Leseprobe
Inhaltverzeichnis
1. Einleitung
2. Der Konstruktivismus
2.1. Begriffs- und Gegenstandbestimmung
2.2. Kernaussagen des Konstruktivismus
3. Konstruktivismus und Didaktik- Didaktische und lerntheoretische Voraussetzungen
4. Theorie wird zur Praxis, Relevanz und Präsenz in der Schule
5. Schluss/ Fazit
6. Literatur und Quellenverzeichnis
1. Einleitung
Konstruktivismus auf dem Weg in die Schule. In der vorliegenden Arbeit möchte ich ein in der didaktischen Diskussion aktuelles Thema aufgreifen. Viele Pädagogen propagieren immer mehr für einen schülerorientierten Unterricht. Die Lebenswirklichkeit der Kinder und Jugendlichen erreichen, Alltagsbezüge darstellen, konstruktive Leistungen fördern, um effektives Lernen und langwieriges Wissen zu schaffen. Dies sind alles Gegenstände einer neu aufkommenden Didaktik, dessen Grundideen und Legitimationen sich aus einer langen Entwicklung aufzeigen. Der Trend geht in Richtung Konstruktivistische Didaktik.

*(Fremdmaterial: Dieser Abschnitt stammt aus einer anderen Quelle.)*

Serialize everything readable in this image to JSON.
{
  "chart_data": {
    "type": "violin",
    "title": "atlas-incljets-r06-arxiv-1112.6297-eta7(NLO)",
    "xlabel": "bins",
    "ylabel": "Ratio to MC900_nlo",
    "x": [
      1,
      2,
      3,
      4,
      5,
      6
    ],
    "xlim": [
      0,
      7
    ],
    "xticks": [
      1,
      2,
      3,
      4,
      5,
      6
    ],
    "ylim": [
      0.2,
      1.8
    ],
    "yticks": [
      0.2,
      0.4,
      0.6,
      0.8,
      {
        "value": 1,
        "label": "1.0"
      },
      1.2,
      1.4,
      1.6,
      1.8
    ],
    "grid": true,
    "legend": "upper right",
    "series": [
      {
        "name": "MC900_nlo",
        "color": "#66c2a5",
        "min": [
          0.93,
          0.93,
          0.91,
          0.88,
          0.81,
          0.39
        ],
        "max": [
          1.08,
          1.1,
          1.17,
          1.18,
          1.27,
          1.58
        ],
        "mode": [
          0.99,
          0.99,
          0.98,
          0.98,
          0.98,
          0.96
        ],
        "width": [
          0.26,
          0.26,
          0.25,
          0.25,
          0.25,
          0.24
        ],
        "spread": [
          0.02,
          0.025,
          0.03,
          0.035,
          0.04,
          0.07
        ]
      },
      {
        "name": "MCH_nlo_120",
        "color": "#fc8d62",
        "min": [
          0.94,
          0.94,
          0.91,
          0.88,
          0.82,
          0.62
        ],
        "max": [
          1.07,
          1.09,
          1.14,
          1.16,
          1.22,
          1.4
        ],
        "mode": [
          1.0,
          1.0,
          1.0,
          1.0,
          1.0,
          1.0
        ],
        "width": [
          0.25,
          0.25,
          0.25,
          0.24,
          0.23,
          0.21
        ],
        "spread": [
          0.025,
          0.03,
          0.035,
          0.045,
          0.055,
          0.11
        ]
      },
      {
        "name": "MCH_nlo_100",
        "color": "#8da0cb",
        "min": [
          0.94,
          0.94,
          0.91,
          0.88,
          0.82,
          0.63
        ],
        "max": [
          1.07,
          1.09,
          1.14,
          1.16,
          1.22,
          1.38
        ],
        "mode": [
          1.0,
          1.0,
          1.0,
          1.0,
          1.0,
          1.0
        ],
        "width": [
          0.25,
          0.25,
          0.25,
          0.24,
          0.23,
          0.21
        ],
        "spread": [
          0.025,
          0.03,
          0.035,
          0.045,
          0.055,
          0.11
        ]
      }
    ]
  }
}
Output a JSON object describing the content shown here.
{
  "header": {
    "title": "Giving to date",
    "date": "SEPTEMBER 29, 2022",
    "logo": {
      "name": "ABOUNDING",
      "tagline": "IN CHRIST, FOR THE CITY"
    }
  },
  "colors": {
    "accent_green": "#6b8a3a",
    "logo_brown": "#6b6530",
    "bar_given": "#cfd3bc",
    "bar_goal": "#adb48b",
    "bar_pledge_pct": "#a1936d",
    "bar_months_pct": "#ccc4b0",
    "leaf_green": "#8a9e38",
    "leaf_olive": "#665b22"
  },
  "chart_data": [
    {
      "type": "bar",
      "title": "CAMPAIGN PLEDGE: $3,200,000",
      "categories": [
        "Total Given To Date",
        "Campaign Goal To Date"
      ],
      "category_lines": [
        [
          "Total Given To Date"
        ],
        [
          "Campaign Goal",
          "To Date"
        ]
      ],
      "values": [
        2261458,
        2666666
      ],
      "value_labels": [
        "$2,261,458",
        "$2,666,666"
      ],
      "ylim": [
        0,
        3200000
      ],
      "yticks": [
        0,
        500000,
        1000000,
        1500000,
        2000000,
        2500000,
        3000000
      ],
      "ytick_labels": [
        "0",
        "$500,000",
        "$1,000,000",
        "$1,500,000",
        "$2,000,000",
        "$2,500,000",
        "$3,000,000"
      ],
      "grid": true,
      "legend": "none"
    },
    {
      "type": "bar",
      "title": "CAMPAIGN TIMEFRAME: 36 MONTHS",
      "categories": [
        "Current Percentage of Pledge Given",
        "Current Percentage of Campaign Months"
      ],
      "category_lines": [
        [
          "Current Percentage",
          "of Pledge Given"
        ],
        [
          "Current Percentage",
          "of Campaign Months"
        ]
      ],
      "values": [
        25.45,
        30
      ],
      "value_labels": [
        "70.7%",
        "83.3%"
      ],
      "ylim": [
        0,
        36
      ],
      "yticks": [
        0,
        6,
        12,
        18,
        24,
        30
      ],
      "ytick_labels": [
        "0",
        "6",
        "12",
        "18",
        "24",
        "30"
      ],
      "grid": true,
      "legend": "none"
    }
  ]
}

Zunächst ist deswegen erst einmal darzustellen, was der Konstruktivismus ist. Der erste Teil beschäftigt sich aus diesem Grund mit der Begriffs- und Gegenstandsbestimmung. Ziel dieses Abschnittes ist es, zu verdeutlichen, welche vielfältigen wissenschaftlichen Bereiche hinter dem Begriff des Konstruktivismus stehen, welche Urvorläufer hier schon implizit konstruktivistische Ansätze aufzeigen und welche konkreten Kernaussagen der Konstruktivismus trifft. Hier werde ich die wichtigsten darstellen. Der zweite Teil meiner Arbeit soll einen Bezug zwischen den vorweg aufgeführten Grundgedanken des Konstruktivismus und einer heutigen Didaktik herstellen. Hier soll deutlich werden, im welchen Ausmaß konstruktivistische Ideen in der traditionellen und heutigen Didaktik wieder zu finden sind. Hierbei werde ich mich zum größten Teil an Aussagen von Kersten Reich orientieren. Auch möchte ich hier aufzeigen, welche Schwerpunkte eine konstruktivistische Didaktik hat und welche Auffassungen bei einer solchen Lerntheorie[1] wichtig sind. Der letzte Abschnitt soll einen kleinen Einblick in die Umsetzung von konstruktivistischen Ideen im Unterricht aufzeigen und auftretende Probleme anreißen. Mit diesem Sprung von der Theorie in die Praxis möchte ich verdeutlichen in welchem Zusammenhang die Schülerorientierung mit dem Konstruktivismus steht. Ziel der gesamten Arbeit ist es, in konstruktivistischen Ansätzen die Begründung für die immer stärker auftretende Schülerorientierung zu finden.
2. Der Konstruktivismus
2.1. Begriffs- und Gegenstandbestimmung
Der Terminus Konstruktivismus birgt eine Komplexität in sich, die je nach wissenschaftlichen Bereichen und Disziplinen andere Kontexte und Schwerpunkte mit sich bringt. Schlägt man den Duden auf, findet man zwei Bereiche, die definiert werden. Zum einen findet man die Definition, die eine Kunstrichtung in den zwanziger Jahren bezeichnet. Zum anderen eine Definition, die sich auf verschiedene wissenschaftliche Bereiche (Math., Logik, Philos.) bezieht und den Konstruktivismus als eine Lehre bezeichnet.[2] Es erscheint zunächst einmal schwierig, eine einzige Definition für den Konstruktivismus zu finden. Um den Konstruktivismus als eine wissenschaftliche Theorie zu erklären, könnte man damit beginnen, implizite konstruktivistische Ansätze in der Vergangenheit zu suchen. Und tatsächlich findet man in der traditionellen Philosophie konstruktivistische Denkweisen. Die Rede ist hier von der Epistemologie. In diesem Diskussionsfeld der Philosophie geht es vordergründig darum, zu entschlüsseln, wie Wissen zu Stande kommt, welche Erkenntnisprozesse daran teilhaben und wie sich Wissen als Wahrheit aufklären kann. Schon die Sophisten und Skeptiker machten sich Gedanken zur dieser Nicht- Erkennbarkeit der Wirklichkeit. Xenophanes, ein Vorsokratiker, sagte bereits:
„Und das Genaue freilich erblickt kein Mensch und es wird auch niemand sein, der es weiß (erblickt hat)… denn selbst wenn es einem im höchsten
Maße gelänge, ein Vollendetes auszusprechen, so hat er selbst trotzdem
kein Wissen davon: Schein (meinen) haftet an allem.“[3]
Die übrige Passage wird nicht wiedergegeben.